D’Souza dispenses early on with any notions of birtherism, noting briefly, but pointedly, that Obama was born in Hawaii. Instead, he makes the far more interesting argument that what’s foreign is Obama’s ideology, shaped in absentia by a father he barely knew. His evidence for his claim is two-fold: Excerpts from Obama’s own autobiography, “Dreams From My Father” (the film liberally quotes from the audio version of the book, narrated by Obama himself), and footage from D’Souza’s travels to the places of Obama’s youth, Hawaii and Indonesia, as well as to Kenya. There are also phone conversations, videotaped on both ends, with sociologists such as Shelby Steele who try to explain what makes Obama tick.

What D’Souza turns up on his trips is often less than compelling: Brief doesn’t begin to describe what he gets from an interview with a retired Hawaii professor who knew Obama’s mother, Stanley Ann Dunham; a lengthier exchange with Obama’s half-brother, George, in Nairobi ultimately fails to land a blow on the president. But that’s not to say there’s no substance to the story.

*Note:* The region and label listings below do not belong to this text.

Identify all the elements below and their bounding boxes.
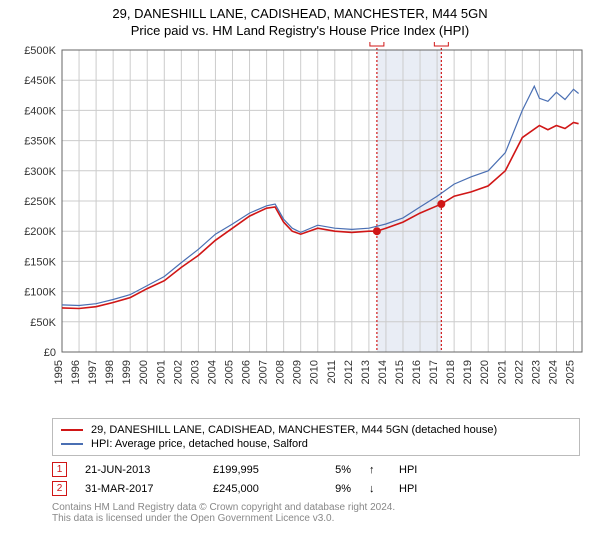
sale-marker-1: 1 [52,462,67,477]
svg-text:2021: 2021 [496,360,508,384]
svg-text:£100K: £100K [24,287,56,299]
svg-text:2003: 2003 [189,360,201,384]
legend-label-property: 29, DANESHILL LANE, CADISHEAD, MANCHESTE… [91,424,497,436]
svg-text:2019: 2019 [462,360,474,384]
svg-text:2007: 2007 [258,360,270,384]
svg-text:2001: 2001 [155,360,167,384]
title-subtitle: Price paid vs. HM Land Registry's House … [4,23,596,38]
footer: Contains HM Land Registry data © Crown c… [52,502,580,524]
footer-line2: This data is licensed under the Open Gov… [52,513,580,524]
svg-text:2012: 2012 [343,360,355,384]
legend: 29, DANESHILL LANE, CADISHEAD, MANCHESTE… [52,418,580,456]
svg-text:1998: 1998 [104,360,116,384]
svg-text:2010: 2010 [309,360,321,384]
svg-text:2015: 2015 [394,360,406,384]
sales-table: 1 21-JUN-2013 £199,995 5% ↑ HPI 2 31-MAR… [52,460,580,498]
svg-text:£300K: £300K [24,166,56,178]
sale-2-date: 31-MAR-2017 [85,483,195,495]
sale-2-pct: 9% [311,483,351,495]
svg-text:£50K: £50K [30,317,56,329]
sale-2-suffix: HPI [399,483,417,495]
svg-text:2002: 2002 [172,360,184,384]
chart: £0 £50K £100K £150K £200K £250K £300K £350K £400… [10,42,590,412]
svg-text:2025: 2025 [564,360,576,384]
chart-svg: £0 £50K £100K £150K £200K £250K £300K £350K £400… [10,42,590,412]
footer-line1: Contains HM Land Registry data © Crown c… [52,502,580,513]
svg-text:2023: 2023 [530,360,542,384]
svg-text:1999: 1999 [121,360,133,384]
svg-text:1995: 1995 [53,360,65,384]
sale-1-pct: 5% [311,464,351,476]
svg-text:2022: 2022 [513,360,525,384]
svg-text:2: 2 [439,42,445,45]
svg-text:2016: 2016 [411,360,423,384]
legend-swatch-property [61,429,83,431]
sale-1-price: £199,995 [213,464,293,476]
svg-text:2024: 2024 [547,360,559,384]
legend-label-hpi: HPI: Average price, detached house, Salf… [91,438,308,450]
svg-text:£150K: £150K [24,256,56,268]
svg-text:£450K: £450K [24,75,56,87]
sale-row-2: 2 31-MAR-2017 £245,000 9% ↓ HPI [52,479,580,498]
svg-text:£500K: £500K [24,45,56,57]
svg-text:2011: 2011 [326,360,338,384]
sale-2-arrow: ↓ [369,483,381,495]
svg-text:£0: £0 [44,347,56,359]
legend-row-hpi: HPI: Average price, detached house, Salf… [61,437,571,451]
svg-text:2008: 2008 [275,360,287,384]
sale-2-price: £245,000 [213,483,293,495]
sale-row-1: 1 21-JUN-2013 £199,995 5% ↑ HPI [52,460,580,479]
svg-text:£400K: £400K [24,105,56,117]
sale-1-date: 21-JUN-2013 [85,464,195,476]
sale-marker-1-num: 1 [57,464,63,475]
svg-text:£200K: £200K [24,226,56,238]
svg-text:£350K: £350K [24,136,56,148]
svg-text:2009: 2009 [292,360,304,384]
svg-text:2020: 2020 [479,360,491,384]
title-block: 29, DANESHILL LANE, CADISHEAD, MANCHESTE… [0,0,600,40]
sale-marker-2-num: 2 [57,483,63,494]
sale-marker-2: 2 [52,481,67,496]
svg-text:1997: 1997 [87,360,99,384]
svg-text:2000: 2000 [138,360,150,384]
sale-1-suffix: HPI [399,464,417,476]
svg-text:£250K: £250K [24,196,56,208]
title-address: 29, DANESHILL LANE, CADISHEAD, MANCHESTE… [4,6,596,21]
svg-text:1996: 1996 [70,360,82,384]
chart-container: 29, DANESHILL LANE, CADISHEAD, MANCHESTE… [0,0,600,524]
svg-text:2014: 2014 [377,360,389,384]
svg-text:2005: 2005 [223,360,235,384]
svg-text:2006: 2006 [241,360,253,384]
sale-1-arrow: ↑ [369,464,381,476]
legend-swatch-hpi [61,443,83,445]
svg-text:2004: 2004 [206,360,218,384]
svg-text:2013: 2013 [360,360,372,384]
legend-row-property: 29, DANESHILL LANE, CADISHEAD, MANCHESTE… [61,423,571,437]
svg-text:2018: 2018 [445,360,457,384]
svg-text:1: 1 [374,42,380,45]
svg-text:2017: 2017 [428,360,440,384]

Briefly, D’Souza’s narrative goes like this: The elder Obama was an anti-colonialist (this much is confirmed in interviews with a pair of his contemporaries; Obama Sr., of course, died in a car wreck in 1982) whose antipathy toward Kenya’s British rulers was distinct from America’s earlier rebellion from the British in that it was also a rejection of the West and capitalism. Dunham (who died in 1995) fervently transferred these beliefs to a young Barack – and even sent him home to Hawaii from Indonesia when her second husband, Lolo Soetoro, took a job with a U.S. oil company and got a little too friendly with actual, breathing capitalists. Back in Hawaii, her father arranged for young Barack to have a mentor named Frank Marshall Davis, a writer and card-carrying communist who was on the FBI’s radar. From there, we hear of Obama’s adult associations with which we’re more familiar, including Bill Ayers and the Rev. Jeremiah Wright.

This is a vetting of Obama’s background that, D’Souza plausibly argues, was given short shrift in the 2008 campaign. For instance, D’Souza notes that Obama’s famous speech about race relations, to address the steady stream of Wright’s controversial statements, was a deflection from the collectivist black liberation theology that laced Wright’s incendiary sermons. That, D’Souza claims, allowed Obama to keep his dealings with Marxists mostly out of the public eye on his way to the White House.

It is a vetting that is worthwhile for anyone interested in current U.S. politics, if only because it is so reliant on Obama’s own words. As an immigrant from another former British colony who is the same age as Obama, D’Souza presents an intriguing figure with alternating sympathy for and critique of anti-colonialism.

That’s the first half of the movie. From there, D’Souza delves into purely political commentary and prognostication that most likely will resonate with you, or not, in close correlation with your own political leanings. I won’t spoil his conclusions, but I will say they err toward the most pessimistic, even conspiratorial end of the right side of the spectrum.

If there’s a tragic aspect of the film, it’s that the only people likely to see it are those who have already made up their minds against Barack Obama. It deserves as well an airing among his supporters and those precious few who are unsure about him, to point out where they think D’Souza is wrong and consider the ways he might be right.